Amy Eppler-Epstein has been an attorney with NHLAA since graduating law school in 1986. She works primarily with tenants in our housing unit, but she has also worked on domestic violence family law, immigration, and currently co-teaches the NHLAA-Yale Law School Reentry Clinic.

Amy has represented tenant organizations, has successfully litigated a discrimination case in federal court for a non-profit developer who was being blocked from developing housing for people with disabilities, and has helped influence state and federal law to protect the rights of tenants after foreclosure. She also wrote and successfully lobbied for legislation to encourage tenants in bringing fair housing litigation by exempting such awards or settlements from state liens.

Amy has argued three times before the CT Supreme Court, attempting to establish a state constitutional right to shelter, and successfully arguing that tenants cannot be put out by banks after foreclosure unless they are named in the foreclosure or eviction case. She is currently on the boards of HOME Inc., Columbus House Shelter, and the Grants Committee of the Guilford Fund for the Education. She volunteers with the Community Dining Room and Habitat for Humanity, and over the years has been a volunteer with Domestic Violence Services, Mutual Housing, and the girl scouts.

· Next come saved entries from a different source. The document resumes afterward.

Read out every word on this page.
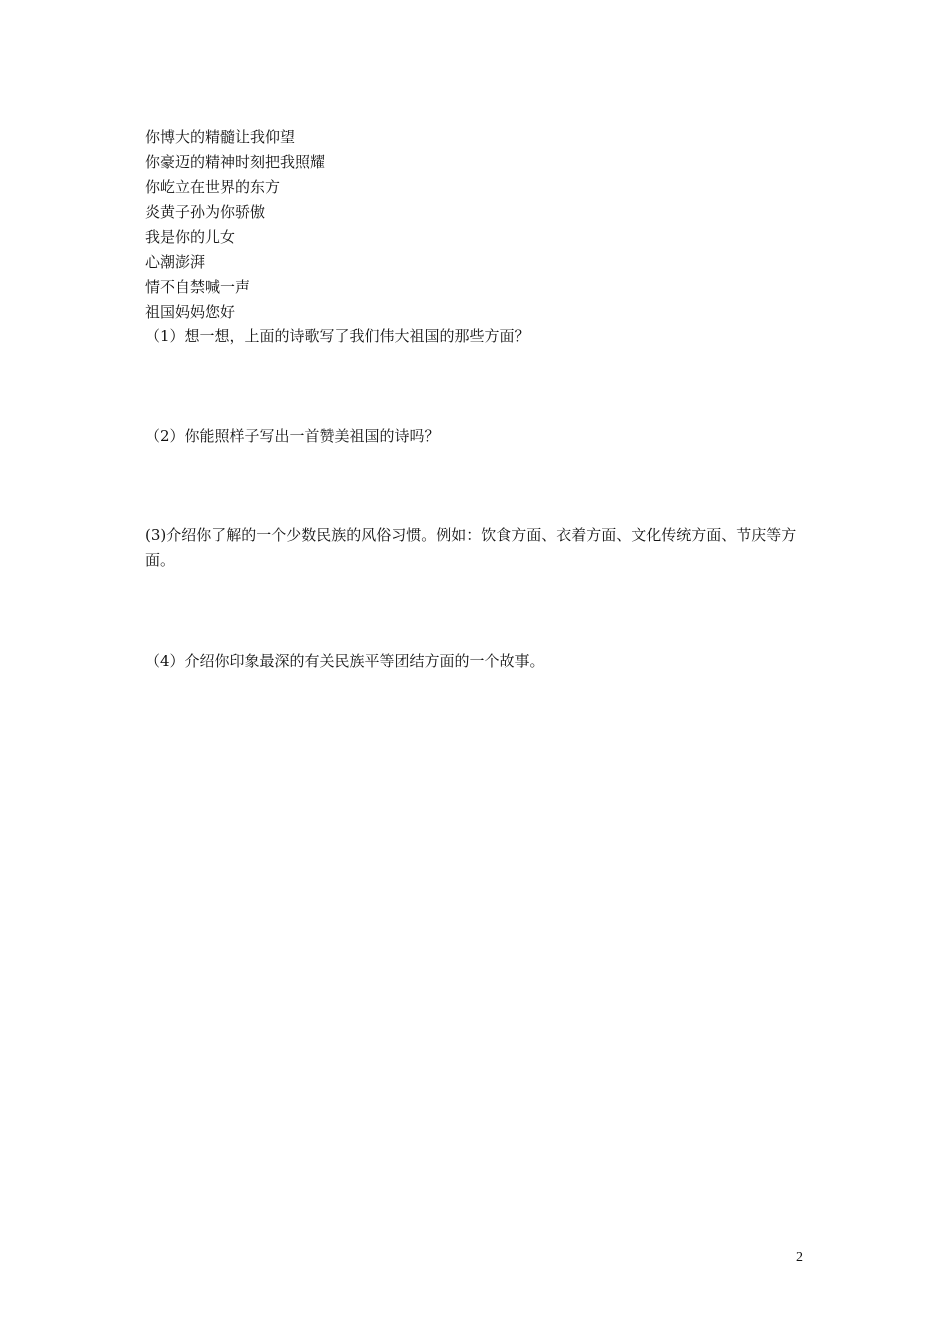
你博大的精髓让我仰望
你豪迈的精神时刻把我照耀
你屹立在世界的东方
炎黄子孙为你骄傲
我是你的儿女
心潮澎湃
情不自禁喊一声
祖国妈妈您好

（1）想一想，上面的诗歌写了我们伟大祖国的那些方面？

（2）你能照样子写出一首赞美祖国的诗吗？

(3)介绍你了解的一个少数民族的风俗习惯。例如：饮食方面、衣着方面、文化传统方面、节庆等方面。

（4）介绍你印象最深的有关民族平等团结方面的一个故事。

2
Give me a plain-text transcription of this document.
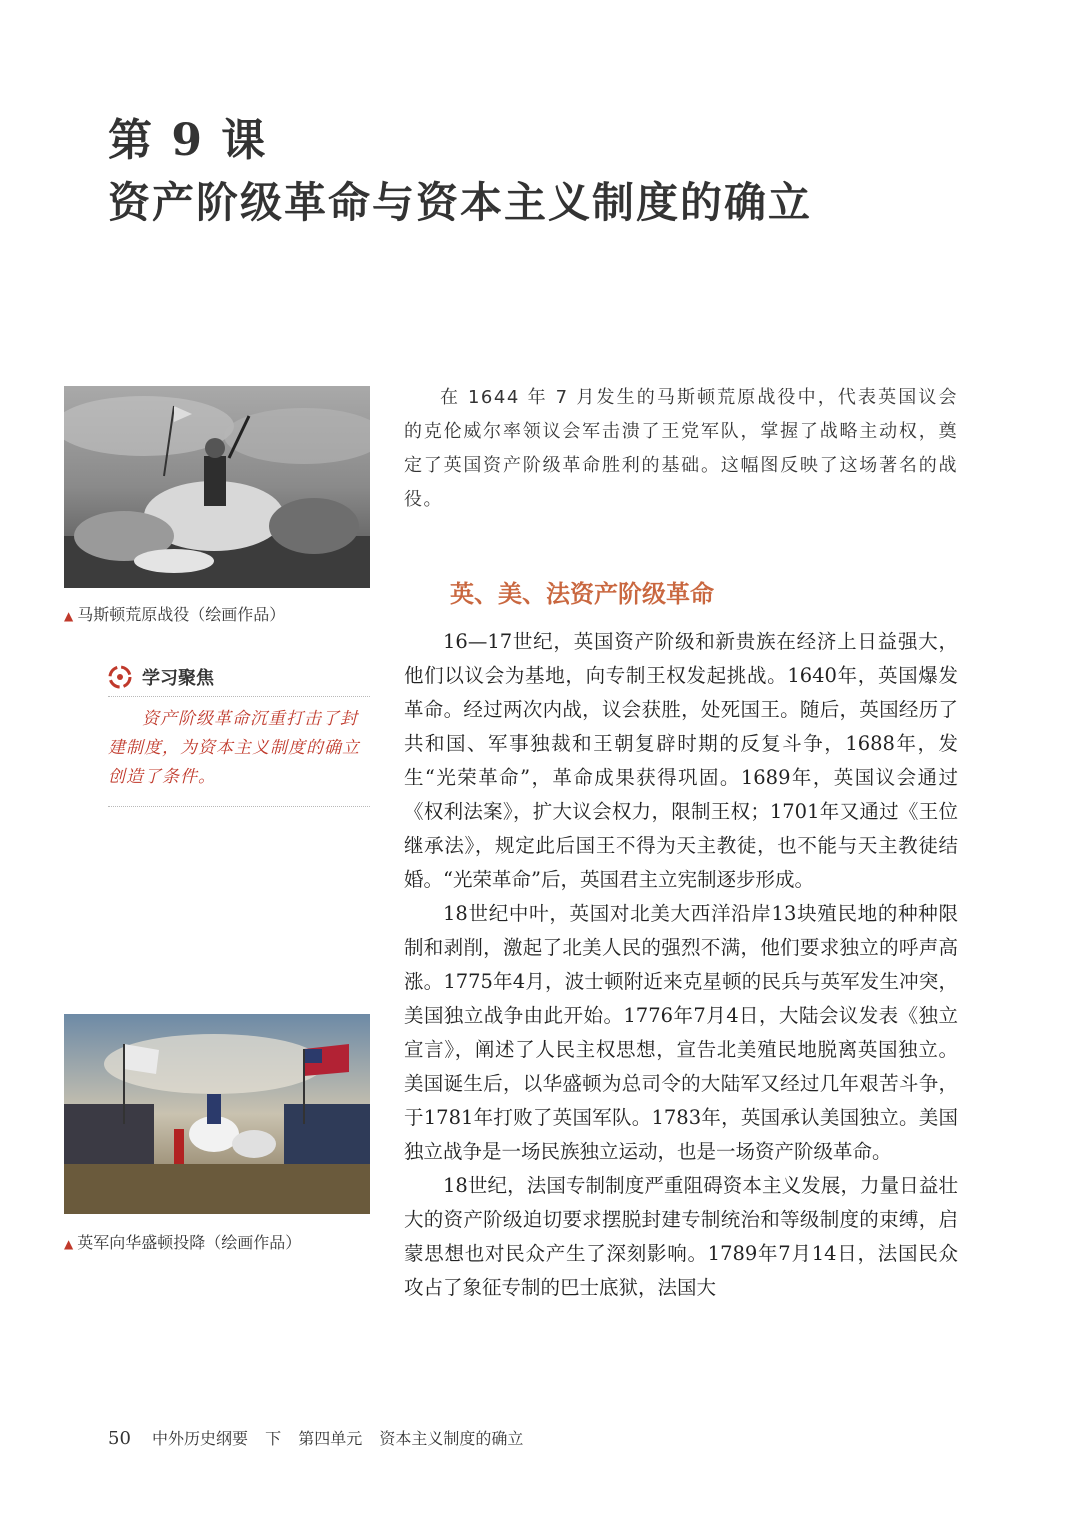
第 9 课
资产阶级革命与资本主义制度的确立
▲ 马斯顿荒原战役（绘画作品）
学习聚焦
资产阶级革命沉重打击了封建制度，为资本主义制度的确立创造了条件。
▲ 英军向华盛顿投降（绘画作品）
在 1644 年 7 月发生的马斯顿荒原战役中，代表英国议会的克伦威尔率领议会军击溃了王党军队，掌握了战略主动权，奠定了英国资产阶级革命胜利的基础。这幅图反映了这场著名的战役。
英、美、法资产阶级革命

16—17世纪，英国资产阶级和新贵族在经济上日益强大，他们以议会为基地，向专制王权发起挑战。1640年，英国爆发革命。经过两次内战，议会获胜，处死国王。随后，英国经历了共和国、军事独裁和王朝复辟时期的反复斗争，1688年，发生“光荣革命”，革命成果获得巩固。1689年，英国议会通过《权利法案》，扩大议会权力，限制王权；1701年又通过《王位继承法》，规定此后国王不得为天主教徒，也不能与天主教徒结婚。“光荣革命”后，英国君主立宪制逐步形成。

18世纪中叶，英国对北美大西洋沿岸13块殖民地的种种限制和剥削，激起了北美人民的强烈不满，他们要求独立的呼声高涨。1775年4月，波士顿附近来克星顿的民兵与英军发生冲突，美国独立战争由此开始。1776年7月4日，大陆会议发表《独立宣言》，阐述了人民主权思想，宣告北美殖民地脱离英国独立。美国诞生后，以华盛顿为总司令的大陆军又经过几年艰苦斗争，于1781年打败了英国军队。1783年，英国承认美国独立。美国独立战争是一场民族独立运动，也是一场资产阶级革命。

18世纪，法国专制制度严重阻碍资本主义发展，力量日益壮大的资产阶级迫切要求摆脱封建专制统治和等级制度的束缚，启蒙思想也对民众产生了深刻影响。1789年7月14日，法国民众攻占了象征专制的巴士底狱，法国大

50 中外历史纲要 下 第四单元 资本主义制度的确立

Amy speaks competent Spanish, and loves her job at New Haven Legal Assistance. She can’t think of anywhere else she would rather work!

Tyrese Ford joined NHLAA in January 2022 as a staff attorney in the Housing Unit. He graduated cum laude from Southern Connecticut State University with a B.A. in 2017 and received his J.D. from Howard University School of Law (“HUSL”) in 2020. While attending HUSL, Tyrese represented indigent persons charged with misdemeanor crimes in the Superior Court of the District of Columbia, as part of HUSL’s Criminal Justice Clinic. He was also a proud member of the Charles Hamilton Houston Moot Court Team. Prior to joining NHLAA, Tyrese served as a family clerk for the Honorable Judge Price-Boreland. In his spare time, Tyrese enjoys watching anime and spending time with his family.

Kate Geruntho Frank, writes self-help booklets in plain language so that people who can’t afford a lawyer can have access to justice through self-advocacy. She also manages CTLawHelp.org, a self-help website that provides low-income people with free civil legal information. Kate and the statewide website project are housed at LAA and supported by grants from the Connecticut Bar Foundation and the Legal Services Corporation. Kate has worked for newspaper and magazine websites (including the New Haven Register and Fine Gardening magazine) since 2000. In her spare time, Kate enjoys spending time with her two sons, knitting, yoga, and gardening.

Joanne Gibau assists clients in the areas of Connecticut Department of Social Services (DSS) and Social Security Administration (SSA) benefits. Her first priority is to represent “O” income and “O” SNAP benefits clients who have been improperly denied or discontinued from TFA cash assistance, SAGA cash assistance and SNAP.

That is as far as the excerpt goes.